Дидона поняла. Раб останется рабом. Господин – господином. И он меня понял: я позволила себе слишком много. Он подарил мне прекраснейший призрак, а я недовольна. Но что ждет меня завтра? Как не думать об этом? Как не страшиться?..
– Темнеет, – сказала она. – Желаешь, чтобы я зажгла свет?
– Зажги.
Дидона послушно вышла. Вернулась с горящей лучиной, зажгла от нее все масляные светильники в канделябрах. Взглянула на Платона. Хитон был лишь немногим белее его лица. Боль возвращалась. Он водил рукой по лицу, словно воскрешая ее поцелуи.

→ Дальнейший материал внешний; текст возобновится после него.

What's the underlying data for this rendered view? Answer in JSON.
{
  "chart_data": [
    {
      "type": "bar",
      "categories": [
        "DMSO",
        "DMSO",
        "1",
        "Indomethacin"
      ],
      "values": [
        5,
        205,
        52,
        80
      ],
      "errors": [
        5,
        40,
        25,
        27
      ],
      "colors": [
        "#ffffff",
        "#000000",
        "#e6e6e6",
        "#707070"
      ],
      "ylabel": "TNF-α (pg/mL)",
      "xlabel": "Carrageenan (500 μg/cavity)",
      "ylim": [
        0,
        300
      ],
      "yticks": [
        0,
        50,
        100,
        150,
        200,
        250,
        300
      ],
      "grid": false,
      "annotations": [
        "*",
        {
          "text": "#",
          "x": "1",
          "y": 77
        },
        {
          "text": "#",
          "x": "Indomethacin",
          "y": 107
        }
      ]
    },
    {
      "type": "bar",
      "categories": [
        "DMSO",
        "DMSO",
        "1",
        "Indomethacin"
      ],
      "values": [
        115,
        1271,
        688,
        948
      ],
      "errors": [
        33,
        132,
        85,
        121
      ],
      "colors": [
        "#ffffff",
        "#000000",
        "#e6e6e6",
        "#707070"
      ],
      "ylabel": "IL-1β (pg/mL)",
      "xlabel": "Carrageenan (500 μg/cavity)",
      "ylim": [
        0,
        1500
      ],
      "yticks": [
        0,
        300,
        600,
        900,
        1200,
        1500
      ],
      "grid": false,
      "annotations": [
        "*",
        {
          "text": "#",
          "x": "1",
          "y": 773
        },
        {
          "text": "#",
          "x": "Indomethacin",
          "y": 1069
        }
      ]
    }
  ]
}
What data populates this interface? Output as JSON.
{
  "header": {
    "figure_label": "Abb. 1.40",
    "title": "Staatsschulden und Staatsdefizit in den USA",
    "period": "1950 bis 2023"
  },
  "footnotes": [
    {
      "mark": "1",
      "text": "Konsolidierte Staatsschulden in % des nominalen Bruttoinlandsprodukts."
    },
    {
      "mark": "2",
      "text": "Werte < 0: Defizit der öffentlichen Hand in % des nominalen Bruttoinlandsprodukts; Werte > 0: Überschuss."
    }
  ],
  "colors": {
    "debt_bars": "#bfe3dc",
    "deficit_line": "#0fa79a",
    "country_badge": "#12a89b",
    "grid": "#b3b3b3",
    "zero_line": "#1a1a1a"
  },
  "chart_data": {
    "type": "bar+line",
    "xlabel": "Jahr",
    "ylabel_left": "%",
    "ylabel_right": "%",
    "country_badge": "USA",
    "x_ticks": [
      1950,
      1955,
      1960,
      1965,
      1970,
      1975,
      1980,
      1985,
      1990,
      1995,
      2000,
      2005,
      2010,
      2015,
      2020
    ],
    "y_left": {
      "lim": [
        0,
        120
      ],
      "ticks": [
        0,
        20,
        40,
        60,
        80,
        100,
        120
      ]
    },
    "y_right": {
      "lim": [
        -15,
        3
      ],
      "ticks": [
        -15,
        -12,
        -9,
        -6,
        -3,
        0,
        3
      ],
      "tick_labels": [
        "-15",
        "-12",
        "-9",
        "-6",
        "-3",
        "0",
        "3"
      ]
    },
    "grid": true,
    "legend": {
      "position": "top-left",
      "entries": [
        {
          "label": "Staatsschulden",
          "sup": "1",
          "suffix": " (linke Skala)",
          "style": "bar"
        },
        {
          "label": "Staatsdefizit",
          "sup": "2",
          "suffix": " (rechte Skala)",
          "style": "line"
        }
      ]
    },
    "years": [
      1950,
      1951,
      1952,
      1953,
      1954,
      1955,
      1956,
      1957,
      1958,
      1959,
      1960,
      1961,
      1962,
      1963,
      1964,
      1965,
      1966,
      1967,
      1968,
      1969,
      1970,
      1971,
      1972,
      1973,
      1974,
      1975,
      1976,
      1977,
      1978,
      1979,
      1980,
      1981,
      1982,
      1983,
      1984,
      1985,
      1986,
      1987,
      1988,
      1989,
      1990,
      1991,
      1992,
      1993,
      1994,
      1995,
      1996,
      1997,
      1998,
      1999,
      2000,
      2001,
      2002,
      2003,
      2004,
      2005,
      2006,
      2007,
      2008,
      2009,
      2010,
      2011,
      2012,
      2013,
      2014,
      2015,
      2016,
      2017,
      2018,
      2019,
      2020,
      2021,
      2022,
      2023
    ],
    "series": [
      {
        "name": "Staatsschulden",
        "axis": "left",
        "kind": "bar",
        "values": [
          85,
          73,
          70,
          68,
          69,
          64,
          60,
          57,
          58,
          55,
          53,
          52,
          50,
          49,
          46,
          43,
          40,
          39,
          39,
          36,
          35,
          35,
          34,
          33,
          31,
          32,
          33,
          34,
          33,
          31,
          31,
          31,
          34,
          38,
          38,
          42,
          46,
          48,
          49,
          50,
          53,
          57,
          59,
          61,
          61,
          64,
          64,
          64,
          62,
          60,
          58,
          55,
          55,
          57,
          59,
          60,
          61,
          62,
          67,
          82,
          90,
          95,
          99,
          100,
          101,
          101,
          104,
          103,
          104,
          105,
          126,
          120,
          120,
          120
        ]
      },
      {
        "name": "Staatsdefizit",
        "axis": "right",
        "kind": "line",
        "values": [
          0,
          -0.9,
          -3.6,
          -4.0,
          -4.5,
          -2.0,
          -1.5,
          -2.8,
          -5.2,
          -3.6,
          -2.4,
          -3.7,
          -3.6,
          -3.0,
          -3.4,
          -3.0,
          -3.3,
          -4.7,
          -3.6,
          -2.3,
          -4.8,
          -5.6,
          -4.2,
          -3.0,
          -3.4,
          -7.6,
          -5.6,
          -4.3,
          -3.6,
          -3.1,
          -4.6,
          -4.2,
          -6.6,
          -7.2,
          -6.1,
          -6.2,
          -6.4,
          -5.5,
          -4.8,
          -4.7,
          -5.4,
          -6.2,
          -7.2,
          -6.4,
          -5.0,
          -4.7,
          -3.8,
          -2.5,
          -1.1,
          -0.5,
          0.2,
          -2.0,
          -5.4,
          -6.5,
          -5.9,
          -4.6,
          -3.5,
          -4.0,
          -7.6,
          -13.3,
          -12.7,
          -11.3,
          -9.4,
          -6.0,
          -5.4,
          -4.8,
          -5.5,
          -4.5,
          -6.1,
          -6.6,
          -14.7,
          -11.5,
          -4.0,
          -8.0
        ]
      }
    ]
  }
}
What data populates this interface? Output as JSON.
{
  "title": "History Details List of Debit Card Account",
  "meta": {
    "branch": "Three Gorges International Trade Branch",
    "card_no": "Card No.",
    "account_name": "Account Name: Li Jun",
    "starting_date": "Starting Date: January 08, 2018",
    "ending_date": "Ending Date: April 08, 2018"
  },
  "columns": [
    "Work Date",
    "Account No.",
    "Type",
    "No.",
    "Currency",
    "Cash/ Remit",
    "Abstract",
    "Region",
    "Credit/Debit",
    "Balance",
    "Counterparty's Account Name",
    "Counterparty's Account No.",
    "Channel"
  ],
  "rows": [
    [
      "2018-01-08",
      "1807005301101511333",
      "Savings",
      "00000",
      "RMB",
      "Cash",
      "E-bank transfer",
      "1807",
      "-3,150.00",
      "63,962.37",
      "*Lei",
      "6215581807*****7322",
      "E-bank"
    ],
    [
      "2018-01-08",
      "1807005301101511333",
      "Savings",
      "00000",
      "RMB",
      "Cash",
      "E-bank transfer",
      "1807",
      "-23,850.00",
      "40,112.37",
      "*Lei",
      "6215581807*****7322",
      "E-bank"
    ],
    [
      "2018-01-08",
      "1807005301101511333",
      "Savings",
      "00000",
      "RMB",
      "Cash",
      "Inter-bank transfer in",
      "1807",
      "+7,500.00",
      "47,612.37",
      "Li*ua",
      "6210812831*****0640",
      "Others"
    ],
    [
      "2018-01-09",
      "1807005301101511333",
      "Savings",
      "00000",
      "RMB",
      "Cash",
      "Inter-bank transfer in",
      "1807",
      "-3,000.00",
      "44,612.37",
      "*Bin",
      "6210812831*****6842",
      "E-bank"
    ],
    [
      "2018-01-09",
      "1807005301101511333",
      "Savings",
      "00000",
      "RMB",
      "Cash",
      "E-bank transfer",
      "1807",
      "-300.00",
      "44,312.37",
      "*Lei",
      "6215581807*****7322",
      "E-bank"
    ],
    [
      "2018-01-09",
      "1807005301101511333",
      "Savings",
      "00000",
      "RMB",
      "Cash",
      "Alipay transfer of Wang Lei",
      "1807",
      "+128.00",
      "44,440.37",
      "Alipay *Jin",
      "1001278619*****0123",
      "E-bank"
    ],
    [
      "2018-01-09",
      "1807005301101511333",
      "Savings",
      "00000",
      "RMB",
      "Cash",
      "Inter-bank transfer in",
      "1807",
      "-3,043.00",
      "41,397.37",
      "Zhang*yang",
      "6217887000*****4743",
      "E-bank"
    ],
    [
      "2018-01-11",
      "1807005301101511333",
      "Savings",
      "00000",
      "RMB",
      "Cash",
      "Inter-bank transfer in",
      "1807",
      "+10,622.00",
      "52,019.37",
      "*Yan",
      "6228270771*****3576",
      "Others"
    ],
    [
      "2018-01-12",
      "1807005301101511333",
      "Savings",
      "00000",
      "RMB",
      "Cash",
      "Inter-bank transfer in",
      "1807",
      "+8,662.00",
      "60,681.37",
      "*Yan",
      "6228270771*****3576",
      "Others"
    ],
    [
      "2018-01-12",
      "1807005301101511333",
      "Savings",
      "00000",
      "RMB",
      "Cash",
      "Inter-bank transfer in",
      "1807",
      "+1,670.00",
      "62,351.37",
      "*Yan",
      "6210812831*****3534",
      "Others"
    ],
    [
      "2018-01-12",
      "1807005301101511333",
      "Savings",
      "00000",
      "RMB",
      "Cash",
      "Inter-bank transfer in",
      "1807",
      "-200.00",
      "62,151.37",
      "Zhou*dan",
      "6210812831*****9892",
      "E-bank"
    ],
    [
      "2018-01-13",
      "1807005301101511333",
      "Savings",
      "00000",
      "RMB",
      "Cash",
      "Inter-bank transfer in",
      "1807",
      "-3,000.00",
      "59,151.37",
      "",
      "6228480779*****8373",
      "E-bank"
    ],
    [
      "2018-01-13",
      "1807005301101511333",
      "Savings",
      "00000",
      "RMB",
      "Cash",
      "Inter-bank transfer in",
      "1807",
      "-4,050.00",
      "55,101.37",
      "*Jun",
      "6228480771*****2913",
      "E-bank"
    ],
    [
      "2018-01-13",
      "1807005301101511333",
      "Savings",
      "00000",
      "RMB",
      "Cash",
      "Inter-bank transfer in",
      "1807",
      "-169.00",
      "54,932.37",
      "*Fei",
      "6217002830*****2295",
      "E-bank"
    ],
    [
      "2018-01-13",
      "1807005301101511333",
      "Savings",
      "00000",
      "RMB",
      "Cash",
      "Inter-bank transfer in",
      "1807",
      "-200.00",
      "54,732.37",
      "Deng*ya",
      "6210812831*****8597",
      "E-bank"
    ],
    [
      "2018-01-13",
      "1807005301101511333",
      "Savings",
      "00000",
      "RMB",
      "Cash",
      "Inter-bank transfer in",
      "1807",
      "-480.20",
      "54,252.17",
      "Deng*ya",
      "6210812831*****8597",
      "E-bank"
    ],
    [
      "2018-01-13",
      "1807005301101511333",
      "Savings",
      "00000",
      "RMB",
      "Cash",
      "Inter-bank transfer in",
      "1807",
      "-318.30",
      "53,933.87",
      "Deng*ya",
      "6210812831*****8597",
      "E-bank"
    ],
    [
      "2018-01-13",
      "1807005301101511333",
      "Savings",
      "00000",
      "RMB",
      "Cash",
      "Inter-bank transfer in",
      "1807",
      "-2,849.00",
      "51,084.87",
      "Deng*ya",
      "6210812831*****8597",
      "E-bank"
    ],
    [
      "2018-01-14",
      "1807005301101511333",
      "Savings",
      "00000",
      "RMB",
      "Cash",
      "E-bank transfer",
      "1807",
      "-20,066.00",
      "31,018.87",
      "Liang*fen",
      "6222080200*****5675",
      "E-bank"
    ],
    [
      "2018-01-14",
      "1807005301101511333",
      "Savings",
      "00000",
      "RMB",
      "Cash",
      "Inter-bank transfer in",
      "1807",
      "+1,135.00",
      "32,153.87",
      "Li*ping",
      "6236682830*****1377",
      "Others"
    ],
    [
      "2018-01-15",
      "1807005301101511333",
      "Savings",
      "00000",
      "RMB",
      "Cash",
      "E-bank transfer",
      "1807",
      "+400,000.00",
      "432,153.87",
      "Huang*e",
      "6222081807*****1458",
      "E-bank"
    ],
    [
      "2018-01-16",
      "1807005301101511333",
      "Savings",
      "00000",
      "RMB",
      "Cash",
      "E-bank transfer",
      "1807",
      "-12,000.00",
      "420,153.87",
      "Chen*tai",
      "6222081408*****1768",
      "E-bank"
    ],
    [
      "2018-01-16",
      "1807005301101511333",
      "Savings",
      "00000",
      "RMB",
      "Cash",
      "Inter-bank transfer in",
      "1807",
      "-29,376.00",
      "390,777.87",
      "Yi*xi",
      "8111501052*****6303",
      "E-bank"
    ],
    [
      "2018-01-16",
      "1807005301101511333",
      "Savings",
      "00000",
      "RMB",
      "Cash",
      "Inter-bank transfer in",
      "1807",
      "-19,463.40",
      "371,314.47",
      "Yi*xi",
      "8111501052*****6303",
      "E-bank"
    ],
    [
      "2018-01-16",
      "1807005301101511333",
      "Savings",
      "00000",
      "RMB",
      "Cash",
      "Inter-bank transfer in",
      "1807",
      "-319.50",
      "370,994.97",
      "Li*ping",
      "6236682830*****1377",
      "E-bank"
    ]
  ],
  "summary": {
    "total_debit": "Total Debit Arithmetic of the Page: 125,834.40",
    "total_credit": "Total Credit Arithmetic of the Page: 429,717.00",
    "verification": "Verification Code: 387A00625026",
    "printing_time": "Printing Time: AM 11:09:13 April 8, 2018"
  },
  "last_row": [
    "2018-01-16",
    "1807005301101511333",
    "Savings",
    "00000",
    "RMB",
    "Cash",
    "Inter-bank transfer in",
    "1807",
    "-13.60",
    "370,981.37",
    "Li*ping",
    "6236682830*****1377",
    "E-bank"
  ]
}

Они ведь – последние… Бедная моя Дидона!
День в постели, ночь в постели, в сладостном покое, нежные заботы Дидоны – и Платону полегчало. Ванна, легкий массаж всего тела, вкусный завтрак – и он больше не ложился.
Вышел в перистиль, где привык отдыхать. Сел в кресло под сенью колоннады. Это было его любимое место в доме. Сюда приказывал он принести столик и принадлежности для письма, здесь, вдыхая аромат роз, он записывал свои размышления, здесь овладевал мыслями Сократа, придавая им свою форму и выстраивая их в цельные литературные произведения.